Engineers transitioning to LLM development face challenges in forming coherent mental models of how components interact. The complexity spans from text representation and model architectures through training strategies, inference optimization, and system-level considerations like prompt engineering and hallucination reduction.
Effective reasoning systems require careful attention to training trade-offs, inference bottlenecks, alignment challenges, and evaluation pitfalls that can significantly impact real-world performance.
What This Means
The research reveals fundamental tensions in current reasoning model development. While longer reasoning can improve problem-solving capabilities, it also introduces systematic biases that may compromise decision quality. This suggests that reasoning length alone is insufficient for achieving robust AI systems.
Organizations implementing reasoning models must carefully balance computational costs against quality improvements. The emergence of efficient models like ZAYA1-8B demonstrates that smaller, well-designed systems can achieve competitive performance while reducing operational overhead.

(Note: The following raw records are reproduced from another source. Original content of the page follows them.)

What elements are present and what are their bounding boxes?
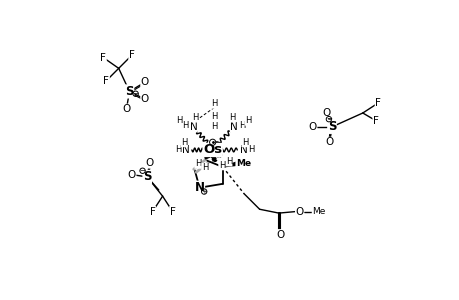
Text: N: N [194,181,204,194]
Text: H: H [176,116,182,125]
Text: F: F [169,207,175,217]
Text: H: H [211,99,217,108]
Text: S: S [327,120,336,134]
Text: F: F [100,52,106,63]
Text: H: H [225,157,231,166]
Text: H: H [218,161,224,170]
Text: −: − [133,91,138,97]
Text: O: O [122,104,130,114]
Text: H: H [195,159,201,168]
Text: −: − [325,116,331,122]
Text: O: O [325,137,333,147]
Text: H: H [247,146,254,154]
Text: S: S [143,170,151,183]
Text: F: F [129,50,134,60]
Text: O: O [128,169,135,180]
Text: O: O [295,207,303,217]
Text: N: N [230,122,238,132]
Text: S: S [125,85,134,98]
Text: Me: Me [235,158,251,167]
Text: O: O [145,158,153,168]
Text: H: H [202,163,207,172]
Text: O: O [308,122,316,132]
Text: H: H [211,122,217,131]
Text: N: N [181,145,189,155]
Text: N: N [239,145,247,155]
Text: Me: Me [312,207,325,216]
Text: F: F [103,76,109,86]
Text: F: F [372,116,378,126]
Text: Os: Os [202,143,222,157]
Text: +: + [201,188,207,194]
Text: H: H [241,138,248,147]
Text: H: H [182,121,189,130]
Text: O: O [276,230,284,240]
Text: F: F [149,207,155,217]
Polygon shape [222,161,240,167]
Text: H: H [211,112,217,122]
Text: H: H [229,113,235,122]
Text: −: − [140,168,145,174]
Text: O: O [140,77,149,87]
Text: H: H [238,121,245,130]
Text: H: H [180,138,187,147]
Text: H: H [174,146,181,154]
Text: N: N [189,122,197,132]
Text: F: F [375,98,381,108]
Text: O: O [140,94,149,104]
Text: O: O [322,108,330,118]
Text: H: H [244,116,251,125]
Text: H: H [191,113,198,122]
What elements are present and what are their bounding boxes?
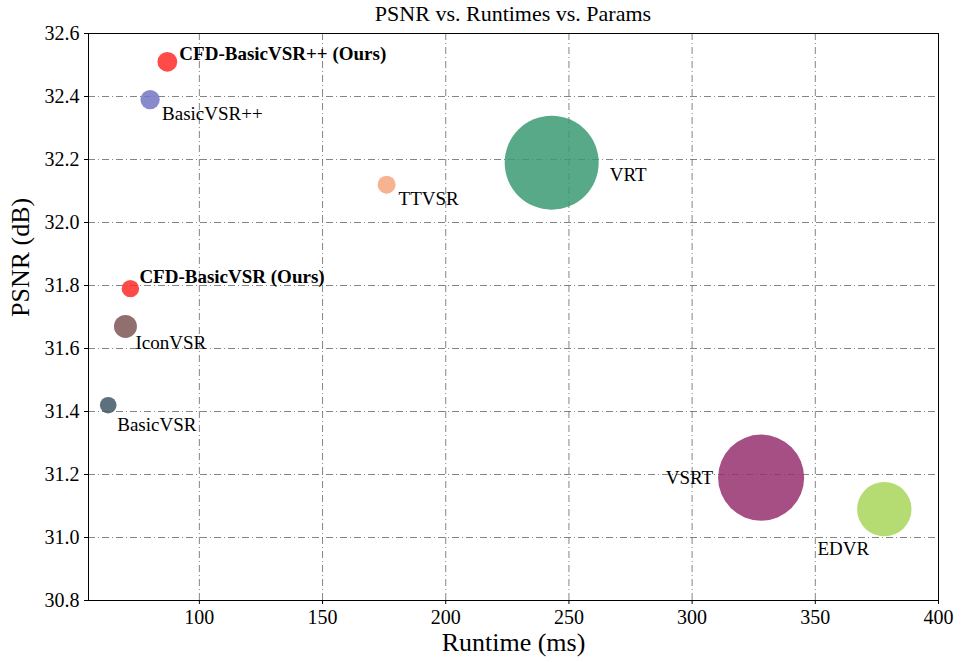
svg-text:300: 300 <box>677 606 707 628</box>
svg-text:EDVR: EDVR <box>817 538 869 559</box>
svg-text:31.0: 31.0 <box>45 526 80 548</box>
svg-text:400: 400 <box>924 606 954 628</box>
svg-text:350: 350 <box>800 606 830 628</box>
svg-text:BasicVSR: BasicVSR <box>117 414 197 435</box>
svg-text:31.4: 31.4 <box>45 400 80 422</box>
svg-text:32.6: 32.6 <box>45 22 80 44</box>
svg-text:32.0: 32.0 <box>45 211 80 233</box>
svg-text:CFD-BasicVSR++ (Ours): CFD-BasicVSR++ (Ours) <box>179 43 386 65</box>
html-text:PSNR vs. Runtimes vs. Params: PSNR vs. Runtimes vs. Params <box>374 1 652 26</box>
svg-text:30.8: 30.8 <box>45 589 80 611</box>
svg-text:150: 150 <box>308 606 338 628</box>
svg-text:32.2: 32.2 <box>45 148 80 170</box>
svg-text:100: 100 <box>184 606 214 628</box>
svg-text:VRT: VRT <box>610 164 647 185</box>
svg-text:BasicVSR++: BasicVSR++ <box>162 103 263 124</box>
svg-text:PSNR (dB): PSNR (dB) <box>6 198 35 317</box>
svg-text:250: 250 <box>554 606 584 628</box>
svg-text:CFD-BasicVSR (Ours): CFD-BasicVSR (Ours) <box>139 266 324 288</box>
svg-text:VSRT: VSRT <box>666 467 714 488</box>
svg-text:Runtime (ms): Runtime (ms) <box>442 628 586 657</box>
svg-text:IconVSR: IconVSR <box>135 332 206 353</box>
svg-text:TTVSR: TTVSR <box>399 188 460 209</box>
svg-text:31.6: 31.6 <box>45 337 80 359</box>
svg-text:32.4: 32.4 <box>45 85 80 107</box>
svg-text:31.2: 31.2 <box>45 463 80 485</box>
svg-text:200: 200 <box>431 606 461 628</box>
svg-text:31.8: 31.8 <box>45 274 80 296</box>
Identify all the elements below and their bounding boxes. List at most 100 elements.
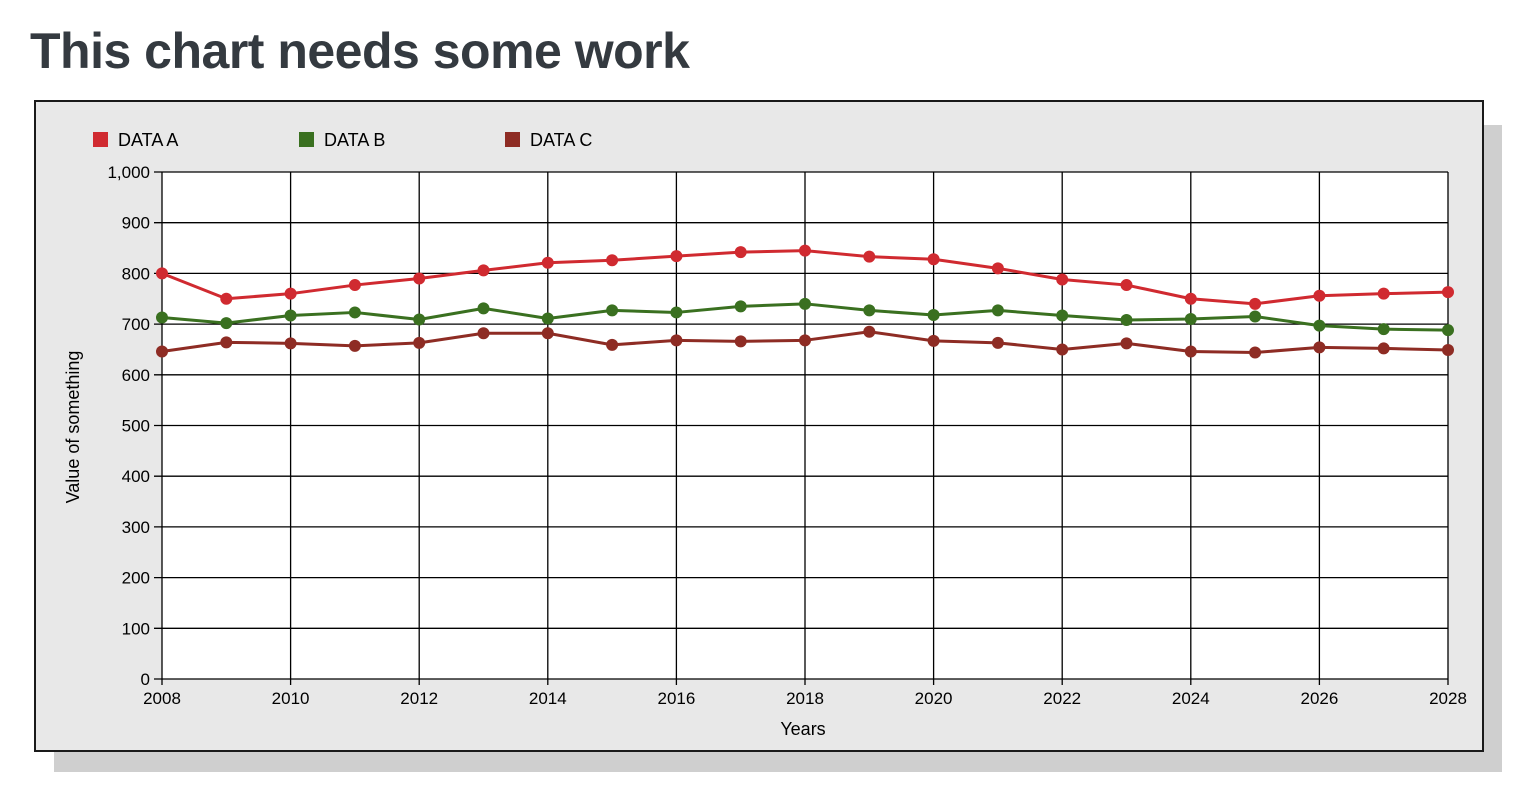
- legend-item[interactable]: DATA B: [299, 130, 385, 150]
- y-tick-label: 300: [122, 518, 150, 537]
- x-tick-label: 2022: [1043, 689, 1081, 708]
- data-point[interactable]: [1184, 313, 1197, 326]
- data-point[interactable]: [863, 250, 876, 263]
- y-tick-label: 200: [122, 569, 150, 588]
- data-point[interactable]: [670, 250, 683, 263]
- line-chart: 0 100 200 300 400 500 600 700 800 900 1,000 2008 201…: [63, 130, 1467, 739]
- data-point[interactable]: [413, 336, 426, 349]
- x-axis-label: Years: [780, 719, 825, 739]
- data-point[interactable]: [1377, 323, 1390, 336]
- y-tick-label: 100: [122, 619, 150, 638]
- data-point[interactable]: [413, 313, 426, 326]
- y-tick-label: 500: [122, 417, 150, 436]
- data-point[interactable]: [541, 312, 554, 325]
- data-point[interactable]: [1184, 345, 1197, 358]
- data-point[interactable]: [734, 246, 747, 259]
- series-data-a: [156, 244, 1454, 310]
- data-point[interactable]: [1313, 319, 1326, 332]
- x-tick-label: 2016: [657, 689, 695, 708]
- data-point[interactable]: [670, 306, 683, 319]
- legend-swatch: [299, 132, 314, 147]
- y-tick-label: 700: [122, 315, 150, 334]
- x-tick-label: 2020: [915, 689, 953, 708]
- data-point[interactable]: [1377, 342, 1390, 355]
- data-point[interactable]: [477, 302, 490, 315]
- legend: DATA A DATA B DATA C: [93, 130, 592, 150]
- data-point[interactable]: [477, 327, 490, 340]
- data-point[interactable]: [1377, 287, 1390, 300]
- y-axis-label: Value of something: [63, 351, 83, 504]
- data-point[interactable]: [606, 338, 619, 351]
- x-tick-label: 2010: [272, 689, 310, 708]
- data-point[interactable]: [799, 334, 811, 347]
- data-point[interactable]: [220, 292, 233, 305]
- data-point[interactable]: [863, 304, 876, 317]
- legend-item[interactable]: DATA C: [505, 130, 592, 150]
- y-tick-label: 0: [141, 670, 150, 689]
- data-point[interactable]: [1056, 273, 1069, 286]
- data-point[interactable]: [477, 264, 490, 277]
- data-point[interactable]: [991, 336, 1004, 349]
- axis-layer: 0 100 200 300 400 500 600 700 800 900 1,000 2008 201…: [107, 163, 1466, 708]
- y-tick-label: 400: [122, 467, 150, 486]
- y-tick-label: 600: [122, 366, 150, 385]
- x-tick-label: 2026: [1300, 689, 1338, 708]
- data-point[interactable]: [348, 306, 361, 319]
- data-point[interactable]: [1184, 292, 1197, 305]
- legend-item[interactable]: DATA A: [93, 130, 178, 150]
- x-tick-label: 2008: [143, 689, 181, 708]
- data-point[interactable]: [606, 254, 619, 267]
- data-point[interactable]: [927, 334, 940, 347]
- x-tick-label: 2028: [1429, 689, 1467, 708]
- legend-label: DATA A: [118, 130, 178, 150]
- data-point[interactable]: [734, 300, 747, 313]
- x-tick-label: 2012: [400, 689, 438, 708]
- data-point[interactable]: [284, 287, 297, 300]
- data-point[interactable]: [1120, 279, 1133, 292]
- data-point[interactable]: [156, 345, 168, 358]
- data-point[interactable]: [284, 309, 297, 322]
- data-point[interactable]: [606, 304, 619, 317]
- data-point[interactable]: [541, 327, 554, 340]
- data-point[interactable]: [1056, 309, 1069, 322]
- series-data-b: [156, 297, 1454, 337]
- legend-swatch: [505, 132, 520, 147]
- data-point[interactable]: [1249, 310, 1262, 323]
- x-tick-label: 2014: [529, 689, 567, 708]
- x-tick-label: 2024: [1172, 689, 1210, 708]
- data-point[interactable]: [541, 256, 554, 269]
- data-point[interactable]: [799, 244, 811, 257]
- data-point[interactable]: [348, 279, 361, 292]
- data-point[interactable]: [1120, 314, 1133, 327]
- x-tick-label: 2018: [786, 689, 824, 708]
- chart-card: 0 100 200 300 400 500 600 700 800 900 1,000 2008 201…: [34, 100, 1484, 752]
- data-point[interactable]: [220, 317, 233, 330]
- data-point[interactable]: [413, 272, 426, 285]
- data-point[interactable]: [991, 262, 1004, 275]
- data-point[interactable]: [927, 253, 940, 266]
- data-point[interactable]: [734, 335, 747, 348]
- page-title: This chart needs some work: [30, 23, 690, 79]
- data-point[interactable]: [1249, 297, 1262, 310]
- legend-label: DATA C: [530, 130, 592, 150]
- data-point[interactable]: [1442, 286, 1454, 299]
- data-point[interactable]: [156, 311, 168, 324]
- data-point[interactable]: [156, 267, 168, 280]
- data-point[interactable]: [1313, 289, 1326, 302]
- data-point[interactable]: [863, 325, 876, 338]
- data-point[interactable]: [799, 297, 811, 310]
- data-point[interactable]: [1120, 337, 1133, 350]
- data-point[interactable]: [1442, 324, 1454, 337]
- data-point[interactable]: [284, 337, 297, 350]
- data-point[interactable]: [670, 334, 683, 347]
- legend-label: DATA B: [324, 130, 385, 150]
- data-point[interactable]: [1442, 343, 1454, 356]
- data-point[interactable]: [220, 336, 233, 349]
- series-data-c: [156, 325, 1454, 359]
- data-point[interactable]: [1249, 346, 1262, 359]
- data-point[interactable]: [1313, 341, 1326, 354]
- data-point[interactable]: [927, 308, 940, 321]
- data-point[interactable]: [348, 339, 361, 352]
- data-point[interactable]: [991, 304, 1004, 317]
- data-point[interactable]: [1056, 343, 1069, 356]
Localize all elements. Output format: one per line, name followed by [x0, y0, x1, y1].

The findings also highlight the need for better evaluation frameworks that account for bias accumulation in reasoning trajectories. Current benchmarks may inadequately capture the trade-offs between reasoning depth and decision reliability.
For AI safety and alignment, these results suggest that more thinking does not automatically lead to better outcomes. Future development should focus on reasoning quality rather than quantity, with careful attention to bias mitigation strategies.
FAQ
Q: Why do longer reasoning chains increase position bias in AI models?
A: Research shows that as models generate longer reasoning trajectories, they accumulate systematic preferences for certain answer positions in multiple-choice questions. This suggests that extended reasoning may reinforce existing biases rather than eliminating them through careful analysis.
Q: Are smaller reasoning models as effective as larger ones?
A: Models like ZAYA1-8B demonstrate that efficient architectures with mixture-of-experts designs can achieve competitive performance with significantly fewer active parameters. However, creative reasoning and complex problem-solving remain challenging for all current model sizes.
Q: How much do reasoning models increase operational costs?
A: Reasoning models generate thousands of hidden “thinking” tokens that don’t appear in responses but consume billable compute resources. This can create massive cost increases, requiring organizations to carefully balance quality improvements against infrastructure expenses and latency requirements.